USB stick might be old-fashioned, but it is often the simplest, fastest solution.
You don't want to have your vacation photos deleted, so go for zero-knowledge cloud that encrypts data on the client, rendering it unreadable for the cloud. To use it as a last resort backup, set it up with the same password you use to login to your computer every morning and you will never forget the password.
After Wuala's demise, the Hungarian-Swiss Tresorit rised to the top of the security ladder. They know they are the best and they charge accordingly. SpiderOak ONE is much lighter on family budget. You can enable client-side encryption for a folder in pCloud too, but personally, I just want to encrypt everything.
You can bolt client-side encryption on top with something like BoxCryptor, but it is fiddly, error-prone, and completely unnecessary now that several clouds are natively encrypted.
Self-hosted software like ownCloud is secure at the hardware level, which makes client-side encryption unnecessary. Running servers properly is difficult though. Every mistake can cost you all your data. And if you do it properly, it's likely too expensive.
Cloud storage offers backup, versioning, and 24/7 availability on top of sync, but if sync is all you need, you can have it for free. Opensource Syncthing is the gold standard, but Resilio Sync might have some extra features, especially if you pay. Librevault might be an alternative to Syncthing in the future.
The distinguishing feature of network filesystem (or virtual disk, network drive, shared folder) is that the shared files you see on your computer are not really there. They are downloaded on demand by the network filesystem. Network filesystems are optimal for large folders with infrequent access, for example family video or music collection, but their performance depends heavily on the underlying network.
Some cloud storage services come with virtual disk, for example pCloud, Seafile, and centrestack. Many other clouds are supported by NetDrive, plus FTP and WebDAV servers.
If your files are already stored on one of your computers, you can avoid paying for cloud storage by using peer-to-peer network filesystem. Shared folders in Windows are a classic, but they are behind the times in usability, security, and performance. Some time ago, I was developing FolderNet, a state-of-the-art network filesystem, but it was never finished. Opensource Bazil seems similar, but its development has stalled.
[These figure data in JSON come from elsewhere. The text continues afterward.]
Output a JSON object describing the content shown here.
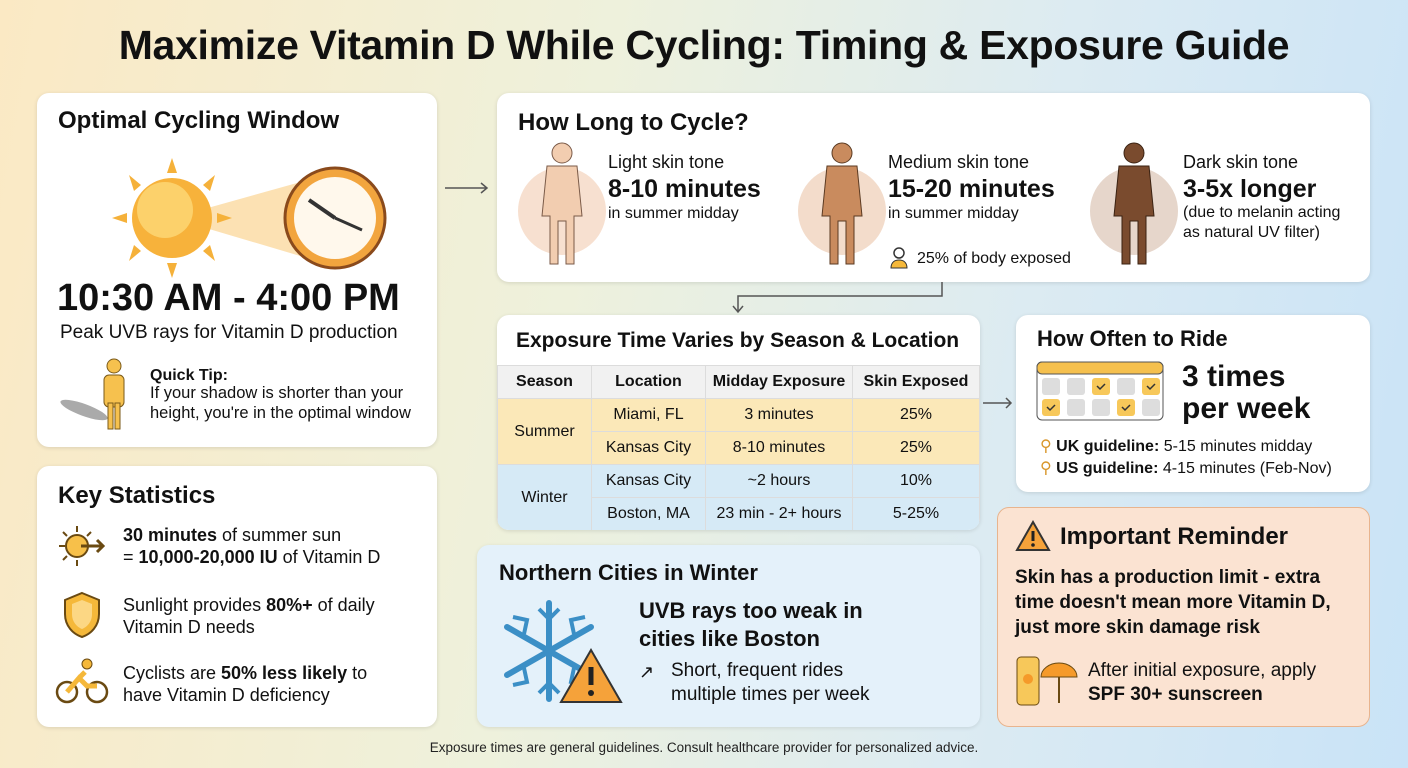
{
  "title": "Maximize Vitamin D While Cycling: Timing & Exposure Guide",
  "window": {
    "heading": "Optimal Cycling Window",
    "time": "10:30 AM - 4:00 PM",
    "subtitle": "Peak UVB rays for Vitamin D production",
    "tip_label": "Quick Tip:",
    "tip_text": "If your shadow is shorter than your height, you're in the optimal window"
  },
  "stats": {
    "heading": "Key Statistics",
    "items": [
      {
        "icon": "sun-arrow-icon",
        "bold": "30 minutes",
        "text": " of summer sun",
        "line2_pre": "= ",
        "line2_bold": "10,000-20,000 IU",
        "line2_post": " of Vitamin D"
      },
      {
        "icon": "shield-icon",
        "pre": "Sunlight provides ",
        "bold": "80%+",
        "post": " of daily",
        "line2": "Vitamin D needs"
      },
      {
        "icon": "cyclist-icon",
        "pre": "Cyclists are ",
        "bold": "50% less likely",
        "post": " to",
        "line2": "have Vitamin D deficiency"
      }
    ]
  },
  "duration": {
    "heading": "How Long to Cycle?",
    "tones": [
      {
        "label": "Light skin tone",
        "time": "8-10 minutes",
        "note": "in summer midday",
        "color": "#f2cdb0"
      },
      {
        "label": "Medium skin tone",
        "time": "15-20 minutes",
        "note": "in summer midday",
        "color": "#c98b5e"
      },
      {
        "label": "Dark skin tone",
        "time": "3-5x longer",
        "note": "(due to melanin acting as natural UV filter)",
        "color": "#7a4b2e"
      }
    ],
    "body_exposed": "25% of body exposed"
  },
  "season_table": {
    "heading": "Exposure Time Varies by Season & Location",
    "columns": [
      "Season",
      "Location",
      "Midday Exposure",
      "Skin Exposed"
    ],
    "rows": [
      [
        "Summer",
        "Miami, FL",
        "3 minutes",
        "25%"
      ],
      [
        "Summer",
        "Kansas City",
        "8-10 minutes",
        "25%"
      ],
      [
        "Winter",
        "Kansas City",
        "~2 hours",
        "10%"
      ],
      [
        "Winter",
        "Boston, MA",
        "23 min - 2+ hours",
        "5-25%"
      ]
    ]
  },
  "frequency": {
    "heading": "How Often to Ride",
    "value_line1": "3 times",
    "value_line2": "per week",
    "uk_label": "UK guideline:",
    "uk_text": " 5-15 minutes midday",
    "us_label": "US guideline:",
    "us_text": " 4-15 minutes (Feb-Nov)"
  },
  "northern": {
    "heading": "Northern Cities in Winter",
    "main": "UVB rays too weak in cities like Boston",
    "tip": "Short, frequent rides multiple times per week"
  },
  "reminder": {
    "heading": "Important Reminder",
    "main": "Skin has a production limit - extra time doesn't mean more Vitamin D, just more skin damage risk",
    "sun_pre": "After initial exposure, apply",
    "sun_bold": "SPF 30+ sunscreen"
  },
  "footer": "Exposure times are general guidelines. Consult healthcare provider for personalized advice.",
  "colors": {
    "accent": "#f5b82e",
    "summer": "#fbe8b8",
    "winter": "#d6eaf6",
    "reminder_bg": "#fbe3d2"
  }
}
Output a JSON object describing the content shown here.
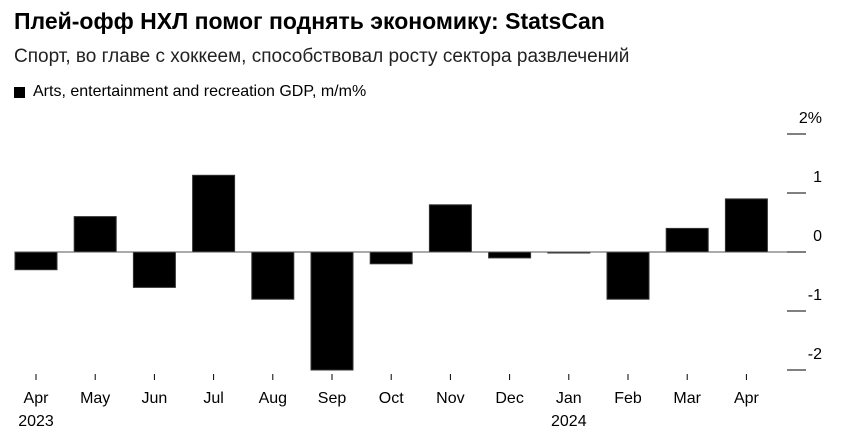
{
  "title": "Плей-офф НХЛ помог поднять экономику: StatsCan",
  "subtitle": "Спорт, во главе с хоккеем, способствовал росту сектора развлечений",
  "chart_data": {
    "type": "bar",
    "legend": {
      "entries": [
        "Arts, entertainment and recreation GDP, m/m%"
      ],
      "placement": "top-left"
    },
    "categories": [
      "Apr",
      "May",
      "Jun",
      "Jul",
      "Aug",
      "Sep",
      "Oct",
      "Nov",
      "Dec",
      "Jan",
      "Feb",
      "Mar",
      "Apr"
    ],
    "year_labels": [
      {
        "index": 0,
        "label": "2023"
      },
      {
        "index": 9,
        "label": "2024"
      }
    ],
    "series": [
      {
        "name": "Arts, entertainment and recreation GDP, m/m%",
        "values": [
          -0.3,
          0.6,
          -0.6,
          1.3,
          -0.8,
          -2.0,
          -0.2,
          0.8,
          -0.1,
          0.0,
          -0.8,
          0.4,
          0.9
        ]
      }
    ],
    "y_ticks": [
      {
        "value": 2,
        "label": "2%"
      },
      {
        "value": 1,
        "label": "1"
      },
      {
        "value": 0,
        "label": "0"
      },
      {
        "value": -1,
        "label": "-1"
      },
      {
        "value": -2,
        "label": "-2"
      }
    ],
    "ylim": [
      -2,
      2
    ],
    "y_axis_position": "right",
    "grid": false,
    "bar_color": "#000000"
  }
}
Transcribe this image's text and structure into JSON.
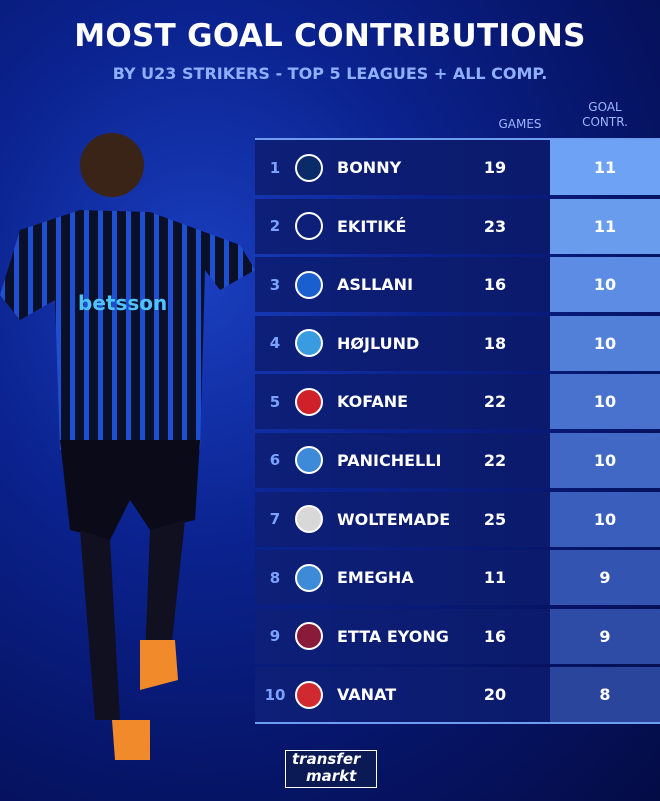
{
  "title": "MOST GOAL CONTRIBUTIONS",
  "subtitle": "BY U23 STRIKERS - TOP 5 LEAGUES + ALL COMP.",
  "columns": {
    "games": "GAMES",
    "goal_line1": "GOAL",
    "goal_line2": "CONTR."
  },
  "rows": [
    {
      "rank": "1",
      "club": "Inter",
      "name": "BONNY",
      "games": "19",
      "goal": "11",
      "crest_color": "#0a2a6a",
      "shade": "#6ea2f4"
    },
    {
      "rank": "2",
      "club": "Liverpool",
      "name": "EKITIKÉ",
      "games": "23",
      "goal": "11",
      "crest_color": "#0d1f78",
      "shade": "#6a9cee"
    },
    {
      "rank": "3",
      "club": "Hoffenheim",
      "name": "ASLLANI",
      "games": "16",
      "goal": "10",
      "crest_color": "#1a5fd0",
      "shade": "#5c8ce4"
    },
    {
      "rank": "4",
      "club": "Napoli",
      "name": "HØJLUND",
      "games": "18",
      "goal": "10",
      "crest_color": "#3a9ce0",
      "shade": "#527fd8"
    },
    {
      "rank": "5",
      "club": "Leverkusen",
      "name": "KOFANE",
      "games": "22",
      "goal": "10",
      "crest_color": "#d0202a",
      "shade": "#4872ce"
    },
    {
      "rank": "6",
      "club": "Strasbourg",
      "name": "PANICHELLI",
      "games": "22",
      "goal": "10",
      "crest_color": "#3c8ad8",
      "shade": "#4068c4"
    },
    {
      "rank": "7",
      "club": "Newcastle / Stuttgart",
      "name": "WOLTEMADE",
      "games": "25",
      "goal": "10",
      "crest_color": "#d8d8d8",
      "shade": "#3a5ebc"
    },
    {
      "rank": "8",
      "club": "Strasbourg",
      "name": "EMEGHA",
      "games": "11",
      "goal": "9",
      "crest_color": "#3c8ad8",
      "shade": "#3354b0"
    },
    {
      "rank": "9",
      "club": "Levante",
      "name": "ETTA EYONG",
      "games": "16",
      "goal": "9",
      "crest_color": "#8a1a3a",
      "shade": "#2e4ca6"
    },
    {
      "rank": "10",
      "club": "Girona",
      "name": "VANAT",
      "games": "20",
      "goal": "8",
      "crest_color": "#d02a30",
      "shade": "#2a459c"
    }
  ],
  "logo": {
    "line1": "transfer",
    "line2": "markt"
  }
}
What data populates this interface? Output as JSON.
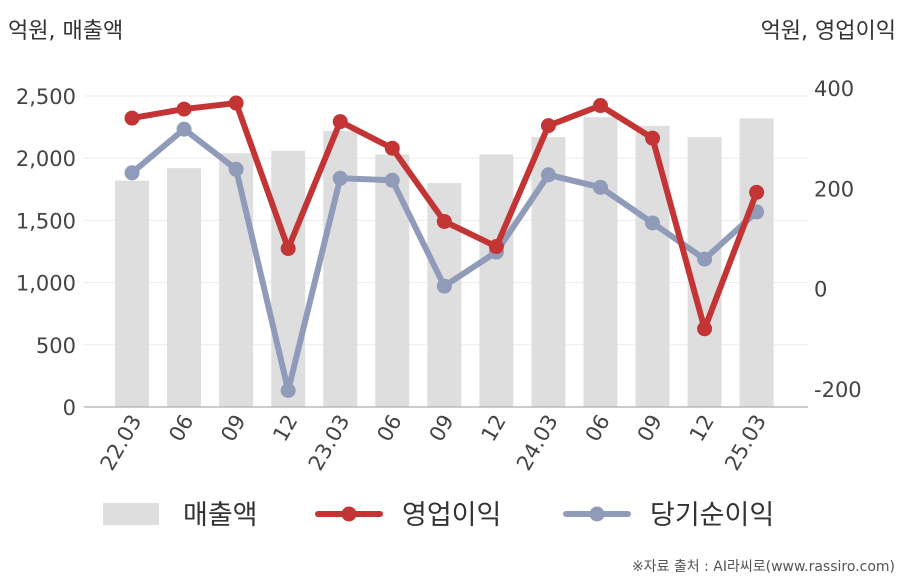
{
  "chart_data": {
    "type": "bar",
    "categories": [
      "22.03",
      "06",
      "09",
      "12",
      "23.03",
      "06",
      "09",
      "12",
      "24.03",
      "06",
      "09",
      "12",
      "25.03"
    ],
    "left_axis": {
      "unit_label": "억원, 매출액",
      "range": [
        0,
        2500
      ],
      "ticks": [
        0,
        500,
        1000,
        1500,
        2000,
        2500
      ],
      "tick_labels": [
        "0",
        "500",
        "1,000",
        "1,500",
        "2,000",
        "2,500"
      ]
    },
    "right_axis": {
      "unit_label": "억원, 영업이익",
      "range": [
        -200,
        400
      ],
      "ticks": [
        -200,
        0,
        200,
        400
      ],
      "tick_labels": [
        "-200",
        "0",
        "200",
        "400"
      ]
    },
    "series": [
      {
        "name": "매출액",
        "type": "bar",
        "axis": "left",
        "color": "#dedede",
        "values": [
          1820,
          1920,
          2040,
          2060,
          2220,
          2030,
          1800,
          2030,
          2170,
          2330,
          2260,
          2170,
          2320
        ]
      },
      {
        "name": "영업이익",
        "type": "line",
        "axis": "right",
        "color": "#c33434",
        "values": [
          340,
          358,
          370,
          80,
          333,
          280,
          134,
          84,
          325,
          365,
          300,
          -80,
          192
        ]
      },
      {
        "name": "당기순이익",
        "type": "line",
        "axis": "right",
        "color": "#8f9bb8",
        "values": [
          231,
          318,
          238,
          -203,
          220,
          216,
          5,
          73,
          227,
          202,
          131,
          59,
          153
        ]
      }
    ],
    "grid": true,
    "legend_position": "bottom",
    "source": "※자료 출처 : AI라씨로(www.rassiro.com)"
  }
}
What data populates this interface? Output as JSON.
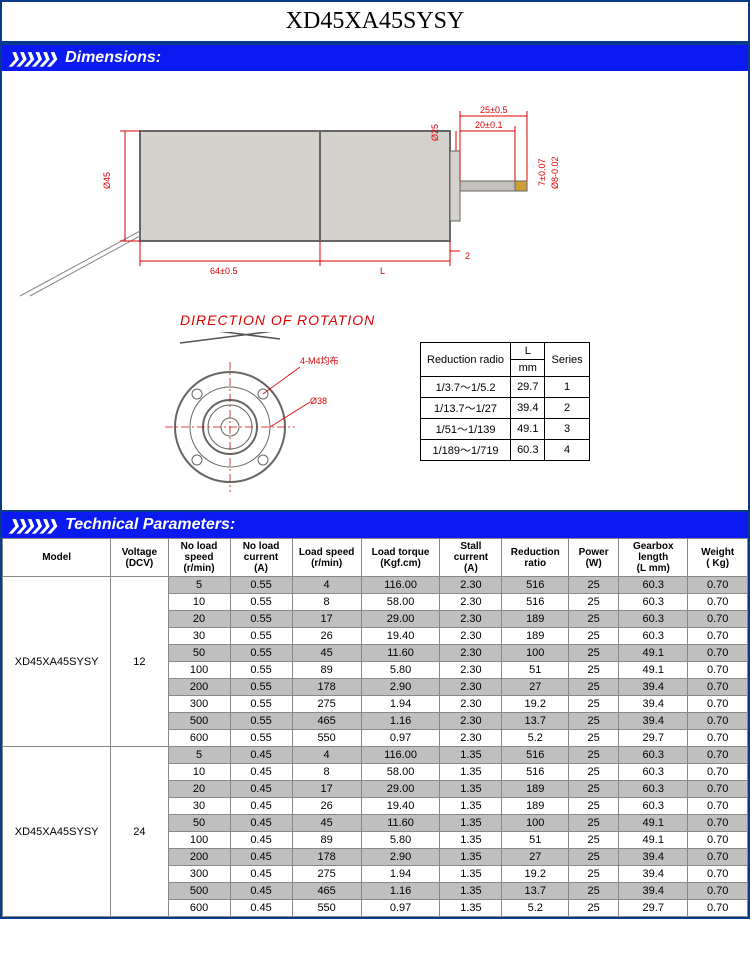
{
  "title": "XD45XA45SYSY",
  "sections": {
    "dimensions": "Dimensions:",
    "parameters": "Technical Parameters:"
  },
  "rotation_text": "DIRECTION OF ROTATION",
  "side_dims": {
    "phi45": "Ø45",
    "len64": "64±0.5",
    "L": "L",
    "two": "2",
    "phi25": "Ø25",
    "top25": "25±0.5",
    "top20": "20±0.1",
    "r7": "7±0.07",
    "r8": "Ø8-0.02"
  },
  "face_dims": {
    "m4": "4-M4均布",
    "phi38": "Ø38"
  },
  "mini_table": {
    "headers": [
      "Reduction radio",
      "L",
      "mm",
      "Series"
    ],
    "rows": [
      [
        "1/3.7～1/5.2",
        "29.7",
        "1"
      ],
      [
        "1/13.7～1/27",
        "39.4",
        "2"
      ],
      [
        "1/51～1/139",
        "49.1",
        "3"
      ],
      [
        "1/189～1/719",
        "60.3",
        "4"
      ]
    ]
  },
  "param_headers": [
    "Model",
    "Voltage\n(DCV)",
    "No load speed\n(r/min)",
    "No load current\n(A)",
    "Load speed\n(r/min)",
    "Load torque\n(Kgf.cm)",
    "Stall current\n(A)",
    "Reduction ratio",
    "Power\n(W)",
    "Gearbox length\n(L  mm)",
    "Weight\n( Kg)"
  ],
  "param_groups": [
    {
      "model": "XD45XA45SYSY",
      "voltage": "12",
      "rows": [
        [
          "5",
          "0.55",
          "4",
          "116.00",
          "2.30",
          "516",
          "25",
          "60.3",
          "0.70"
        ],
        [
          "10",
          "0.55",
          "8",
          "58.00",
          "2.30",
          "516",
          "25",
          "60.3",
          "0.70"
        ],
        [
          "20",
          "0.55",
          "17",
          "29.00",
          "2.30",
          "189",
          "25",
          "60.3",
          "0.70"
        ],
        [
          "30",
          "0.55",
          "26",
          "19.40",
          "2.30",
          "189",
          "25",
          "60.3",
          "0.70"
        ],
        [
          "50",
          "0.55",
          "45",
          "11.60",
          "2.30",
          "100",
          "25",
          "49.1",
          "0.70"
        ],
        [
          "100",
          "0.55",
          "89",
          "5.80",
          "2.30",
          "51",
          "25",
          "49.1",
          "0.70"
        ],
        [
          "200",
          "0.55",
          "178",
          "2.90",
          "2.30",
          "27",
          "25",
          "39.4",
          "0.70"
        ],
        [
          "300",
          "0.55",
          "275",
          "1.94",
          "2.30",
          "19.2",
          "25",
          "39.4",
          "0.70"
        ],
        [
          "500",
          "0.55",
          "465",
          "1.16",
          "2.30",
          "13.7",
          "25",
          "39.4",
          "0.70"
        ],
        [
          "600",
          "0.55",
          "550",
          "0.97",
          "2.30",
          "5.2",
          "25",
          "29.7",
          "0.70"
        ]
      ]
    },
    {
      "model": "XD45XA45SYSY",
      "voltage": "24",
      "rows": [
        [
          "5",
          "0.45",
          "4",
          "116.00",
          "1.35",
          "516",
          "25",
          "60.3",
          "0.70"
        ],
        [
          "10",
          "0.45",
          "8",
          "58.00",
          "1.35",
          "516",
          "25",
          "60.3",
          "0.70"
        ],
        [
          "20",
          "0.45",
          "17",
          "29.00",
          "1.35",
          "189",
          "25",
          "60.3",
          "0.70"
        ],
        [
          "30",
          "0.45",
          "26",
          "19.40",
          "1.35",
          "189",
          "25",
          "60.3",
          "0.70"
        ],
        [
          "50",
          "0.45",
          "45",
          "11.60",
          "1.35",
          "100",
          "25",
          "49.1",
          "0.70"
        ],
        [
          "100",
          "0.45",
          "89",
          "5.80",
          "1.35",
          "51",
          "25",
          "49.1",
          "0.70"
        ],
        [
          "200",
          "0.45",
          "178",
          "2.90",
          "1.35",
          "27",
          "25",
          "39.4",
          "0.70"
        ],
        [
          "300",
          "0.45",
          "275",
          "1.94",
          "1.35",
          "19.2",
          "25",
          "39.4",
          "0.70"
        ],
        [
          "500",
          "0.45",
          "465",
          "1.16",
          "1.35",
          "13.7",
          "25",
          "39.4",
          "0.70"
        ],
        [
          "600",
          "0.45",
          "550",
          "0.97",
          "1.35",
          "5.2",
          "25",
          "29.7",
          "0.70"
        ]
      ]
    }
  ],
  "colors": {
    "blue_header": "#0a1af0",
    "border_blue": "#0a3a8a",
    "dim_red": "#d00000",
    "shade_gray": "#bfbfbf",
    "body_gray": "#d5d2ce"
  }
}
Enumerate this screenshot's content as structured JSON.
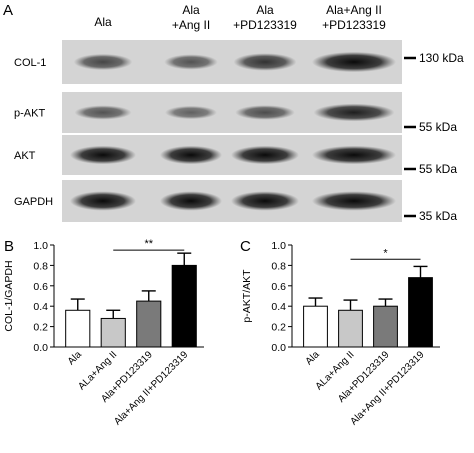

While client-side encryption is technically unbreakable, you are still trusting the vendor to do a few things right.
- Cryptography must be implemented correctly. Crypto code is notoriously hard to get right.
- Peer discovery and identification protocol must be secure too. Many services will blindly trust every one of your devices, even insecure Android phones, to access all of your data.
- You are trusting the vendor to not backdoor their app, perhaps under legal pressure.
- The app must be built and distributed in a secure manner to prevent hackers from injecting malware into the app on its way to you.
And of course, you are responsible for keeping your computer secure and free of malware.